Quick Start#

JupySQL allows you to run SQL and plot large datasets in Jupyter via a %sql, %%sql, and %sqlplot magics. JupySQL is compatible with all major databases (e.g., PostgreSQL, MySQL, SQL Server), data warehouses (e.g., Snowflake, BigQuery, Redshift), and embedded engines (SQLite, and DuckDB).

It is a fork of ipython-sql with many bug fixes and a lot of great new features!

Installation#

Run this on your terminal (we’ll use DuckDB for this example):

pip install jupysql duckdb-engine

Or the following in a Jupyter notebook:

%pip install jupysql duckdb-engine --quiet
Note: you may need to restart the kernel to use updated packages.

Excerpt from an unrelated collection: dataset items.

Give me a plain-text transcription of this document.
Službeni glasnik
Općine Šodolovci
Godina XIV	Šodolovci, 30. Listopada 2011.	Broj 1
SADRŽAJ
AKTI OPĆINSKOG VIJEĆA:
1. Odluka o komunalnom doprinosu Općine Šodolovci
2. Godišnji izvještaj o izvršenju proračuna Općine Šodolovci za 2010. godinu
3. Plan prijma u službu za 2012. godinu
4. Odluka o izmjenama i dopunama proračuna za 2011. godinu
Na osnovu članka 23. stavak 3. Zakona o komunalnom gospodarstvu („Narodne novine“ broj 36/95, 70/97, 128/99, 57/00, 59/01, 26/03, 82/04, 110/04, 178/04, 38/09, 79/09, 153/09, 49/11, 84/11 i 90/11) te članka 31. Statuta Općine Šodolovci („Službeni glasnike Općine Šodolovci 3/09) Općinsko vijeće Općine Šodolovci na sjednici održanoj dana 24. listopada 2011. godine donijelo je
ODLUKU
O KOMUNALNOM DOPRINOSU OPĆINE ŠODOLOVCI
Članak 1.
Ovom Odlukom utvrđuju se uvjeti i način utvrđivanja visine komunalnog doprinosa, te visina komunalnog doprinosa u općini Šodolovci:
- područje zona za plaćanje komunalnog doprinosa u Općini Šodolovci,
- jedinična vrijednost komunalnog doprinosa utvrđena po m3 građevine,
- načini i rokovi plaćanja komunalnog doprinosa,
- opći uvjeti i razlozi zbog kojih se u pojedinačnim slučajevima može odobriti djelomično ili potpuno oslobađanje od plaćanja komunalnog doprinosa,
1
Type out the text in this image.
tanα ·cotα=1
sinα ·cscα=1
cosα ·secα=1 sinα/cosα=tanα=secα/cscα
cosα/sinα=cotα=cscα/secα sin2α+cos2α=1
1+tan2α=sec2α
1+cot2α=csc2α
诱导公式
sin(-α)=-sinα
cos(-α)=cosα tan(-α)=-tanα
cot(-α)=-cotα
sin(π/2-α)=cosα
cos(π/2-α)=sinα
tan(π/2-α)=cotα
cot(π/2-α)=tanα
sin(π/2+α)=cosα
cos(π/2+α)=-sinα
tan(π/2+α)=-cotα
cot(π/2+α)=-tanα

You might also install it from conda:

conda install jupysql -c conda-forge

Setup#

Tip

If you are unfamiliar with Jupyter magics, you can refer to our FAQ. Also, you can view the documentation and command line arguments of any magic command by running %magic? like %sql? or %sqlplot?.

Load the extension:

%load_ext sql

Let’s download some sample .csv data:

from pathlib import Path
from urllib.request import urlretrieve

if not Path("penguins.csv").is_file():
    urlretrieve(
        "https://raw.githubusercontent.com/mwaskom/seaborn-data/master/penguins.csv",
        "penguins.csv",
    )

Start a DuckDB in-memory database:

%sql duckdb://
Connecting to 'duckdb://'

Tip

You can create as many connections as you want. Pass an --alias {alias} to easily switch them or close them.

Querying#

For short queries, you can write them in a single line via the %sql line magic:

%sql SELECT * FROM penguins.csv LIMIT 3
Running query in 'duckdb://'
species island bill_length_mm bill_depth_mm flipper_length_mm body_mass_g sex
Adelie Torgersen 39.1 18.7 181 3750 MALE
Adelie Torgersen 39.5 17.4 186 3800 FEMALE
Adelie Torgersen 40.3 18.0 195 3250 FEMALE

For longer queries, you can break them down into multiple lines using the %%sql cell magic:

%%sql
SELECT *
FROM penguins.csv
WHERE bill_length_mm > 40
LIMIT 3
Running query in 'duckdb://'
species island bill_length_mm bill_depth_mm flipper_length_mm body_mass_g sex
Adelie Torgersen 40.3 18.0 195 3250 FEMALE
Adelie Torgersen 42.0 20.2 190 4250 None
Adelie Torgersen 41.1 17.6 182 3200 FEMALE

Saving queries#

%%sql --save not_nulls --no-execute
SELECT *
FROM penguins.csv
WHERE bill_length_mm IS NOT NULL
AND bill_depth_mm IS NOT NULL
Running query in 'duckdb://'
Skipping execution...

Plotting#

%sqlplot boxplot --column bill_length_mm bill_depth_mm --table not_nulls
<Axes: title={'center': "Boxplot from 'not_nulls'"}>
_images/1016d01aae2bff0e6676bcb3e4de833e8ca0e53433a67db541a823ed9b237aa9.png
%sqlplot histogram --column bill_length_mm bill_depth_mm --table not_nulls
<Axes: title={'center': "Histogram from 'not_nulls'"}, ylabel='Count'>
_images/e8359a93cc78fe2ecf5712d238bf6d4c3ca80ac982a49942acfb3e5828be6f04.png

pandas integration#

result = %sql SELECT * FROM penguins.csv
Running query in 'duckdb://'
df = result.DataFrame()
df.head()
species island bill_length_mm bill_depth_mm flipper_length_mm body_mass_g sex
0 Adelie Torgersen 39.1 18.7 181.0 3750.0 MALE
1 Adelie Torgersen 39.5 17.4 186.0 3800.0 FEMALE
2 Adelie Torgersen 40.3 18.0 195.0 3250.0 FEMALE
3 Adelie Torgersen NaN NaN NaN NaN NaN
4 Adelie Torgersen 36.7 19.3 193.0 3450.0 FEMALE